2025 has been a weird year in many ways, but I'm glad that I'm using it to learn new habits! And one of those is taking more liberties with recipes. The stuffed peppers were inspired by a recipe at Lazy Cat Kitchen, but I didn't have shallots, sun-dried tomatoes, soft cheese, or pesto. No worries! I just subbed in onions, kalamata olives, and non-dairy mozzarella, but I did use the end of the oil I had left from a jar of sun-dried tomatoes so there was still that sun-dried tomato flavor in some ways. That got that jar out of the fridge, along with the end of my kalamata olives from who knows when, a bit of smoked tofu I had open, and some bell peppers that needed using. And I finished off a bottle of white cooking wine.
I don't claim to have hit on the olive substitute on my own. I ran an internet search and found a blog post suggesting kalamata olives, and I was excited because I had them on hand and also just plain love olives. But if you ever find yourself needing a substitute for sun-dried tomatoes, often, I think olives could work--they're intense and savory, after all.
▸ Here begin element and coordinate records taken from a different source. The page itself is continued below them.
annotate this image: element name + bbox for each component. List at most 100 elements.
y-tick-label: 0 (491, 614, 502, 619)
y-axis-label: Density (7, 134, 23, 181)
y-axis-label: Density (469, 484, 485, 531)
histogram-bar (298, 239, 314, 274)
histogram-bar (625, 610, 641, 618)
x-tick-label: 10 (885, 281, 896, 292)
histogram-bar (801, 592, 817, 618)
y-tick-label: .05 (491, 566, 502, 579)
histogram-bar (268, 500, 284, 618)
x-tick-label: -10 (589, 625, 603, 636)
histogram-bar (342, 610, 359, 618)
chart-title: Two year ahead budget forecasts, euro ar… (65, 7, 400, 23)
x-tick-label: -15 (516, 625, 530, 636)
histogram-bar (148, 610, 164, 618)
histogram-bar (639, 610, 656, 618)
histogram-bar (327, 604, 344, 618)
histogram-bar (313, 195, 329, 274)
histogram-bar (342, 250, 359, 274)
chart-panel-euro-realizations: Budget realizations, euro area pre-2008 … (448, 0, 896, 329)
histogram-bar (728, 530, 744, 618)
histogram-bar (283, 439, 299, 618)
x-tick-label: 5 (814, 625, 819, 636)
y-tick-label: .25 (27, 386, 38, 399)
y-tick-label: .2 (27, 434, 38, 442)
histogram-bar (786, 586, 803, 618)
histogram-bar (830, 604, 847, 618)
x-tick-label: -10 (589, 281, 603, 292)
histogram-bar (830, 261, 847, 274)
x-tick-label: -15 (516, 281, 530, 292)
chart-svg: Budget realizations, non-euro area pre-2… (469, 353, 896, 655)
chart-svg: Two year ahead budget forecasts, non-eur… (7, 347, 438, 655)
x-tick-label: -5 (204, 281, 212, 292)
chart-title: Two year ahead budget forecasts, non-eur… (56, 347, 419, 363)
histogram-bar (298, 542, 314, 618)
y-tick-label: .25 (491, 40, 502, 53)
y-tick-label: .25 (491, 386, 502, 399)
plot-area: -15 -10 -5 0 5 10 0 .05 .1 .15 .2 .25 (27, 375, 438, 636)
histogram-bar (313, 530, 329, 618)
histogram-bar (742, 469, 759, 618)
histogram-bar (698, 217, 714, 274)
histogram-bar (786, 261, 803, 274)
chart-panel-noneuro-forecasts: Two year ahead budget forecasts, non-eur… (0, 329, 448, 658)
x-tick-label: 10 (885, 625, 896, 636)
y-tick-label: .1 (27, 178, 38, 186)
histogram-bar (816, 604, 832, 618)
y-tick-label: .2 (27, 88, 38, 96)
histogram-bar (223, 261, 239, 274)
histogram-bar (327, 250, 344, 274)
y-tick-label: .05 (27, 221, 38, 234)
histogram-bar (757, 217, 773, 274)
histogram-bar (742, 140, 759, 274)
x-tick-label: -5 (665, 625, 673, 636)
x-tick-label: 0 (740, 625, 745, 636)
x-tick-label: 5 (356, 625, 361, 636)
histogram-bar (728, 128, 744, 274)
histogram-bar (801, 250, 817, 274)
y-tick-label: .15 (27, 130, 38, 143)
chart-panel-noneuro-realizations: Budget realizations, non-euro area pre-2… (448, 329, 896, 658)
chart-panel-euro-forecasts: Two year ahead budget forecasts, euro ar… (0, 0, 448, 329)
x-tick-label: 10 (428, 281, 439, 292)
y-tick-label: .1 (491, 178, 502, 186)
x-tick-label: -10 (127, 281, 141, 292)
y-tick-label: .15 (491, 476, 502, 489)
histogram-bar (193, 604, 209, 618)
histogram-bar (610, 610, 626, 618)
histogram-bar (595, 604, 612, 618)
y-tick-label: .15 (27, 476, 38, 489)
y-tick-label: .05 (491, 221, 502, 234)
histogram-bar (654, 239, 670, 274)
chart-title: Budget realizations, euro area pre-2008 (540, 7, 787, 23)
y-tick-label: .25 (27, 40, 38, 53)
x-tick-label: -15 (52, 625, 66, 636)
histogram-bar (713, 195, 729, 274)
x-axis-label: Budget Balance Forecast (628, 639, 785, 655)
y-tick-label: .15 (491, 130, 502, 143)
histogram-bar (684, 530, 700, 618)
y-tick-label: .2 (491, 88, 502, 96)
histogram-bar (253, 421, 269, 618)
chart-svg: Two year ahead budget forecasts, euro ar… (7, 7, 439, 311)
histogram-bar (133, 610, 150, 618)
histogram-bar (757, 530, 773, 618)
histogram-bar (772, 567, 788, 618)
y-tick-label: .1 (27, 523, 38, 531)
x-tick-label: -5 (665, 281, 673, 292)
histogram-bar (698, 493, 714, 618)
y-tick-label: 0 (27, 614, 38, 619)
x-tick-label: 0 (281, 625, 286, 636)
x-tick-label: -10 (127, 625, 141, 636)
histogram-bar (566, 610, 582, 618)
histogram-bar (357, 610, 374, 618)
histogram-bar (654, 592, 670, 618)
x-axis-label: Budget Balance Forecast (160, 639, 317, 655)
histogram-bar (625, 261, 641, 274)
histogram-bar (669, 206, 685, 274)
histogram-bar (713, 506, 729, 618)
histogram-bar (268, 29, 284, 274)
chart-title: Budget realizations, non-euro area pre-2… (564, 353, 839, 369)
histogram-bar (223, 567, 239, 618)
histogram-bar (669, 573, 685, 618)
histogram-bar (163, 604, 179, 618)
I still had a bit of the garlic cream sauce I've been using to make pizza lately, but I didn't want to make pizza this time. So I cooked up some corkscrew pasta and tossed it with some pasta water, the sauce, and some petite peas. That, plus a shake of seasoned salt, made for a perfect pasta side.
While I was cooking the peppers, I roasted the about a third of a butternut squash I still had on hand. I thought about roasting the end of my big bag of brussels sprouts, but many of them required so much trimming that I went in another direction, cooking shredded sprouts on the stove in a 50/50 mix of olive oil and vegan butter, seasoned with salt and pepper, and finished off with some balsamic vinegar. This is apparently Ina Garten's technique. It's not my absolute favorite way to have brussels sprouts, but it is very quick and easy and tastes pretty darn great, so I probably will have them again under similar circumstances.
I have no complaints here! This was all delicious. I would have it all again happily, though of course, I won't make this again, because that's what happens when you just use whatever is on hand--you rarely eat the same things over and over that way! But I'm inspired every time I hit it out of the park like this, because it means I can probably do it again.
I see so many stuffed vegetables in my future!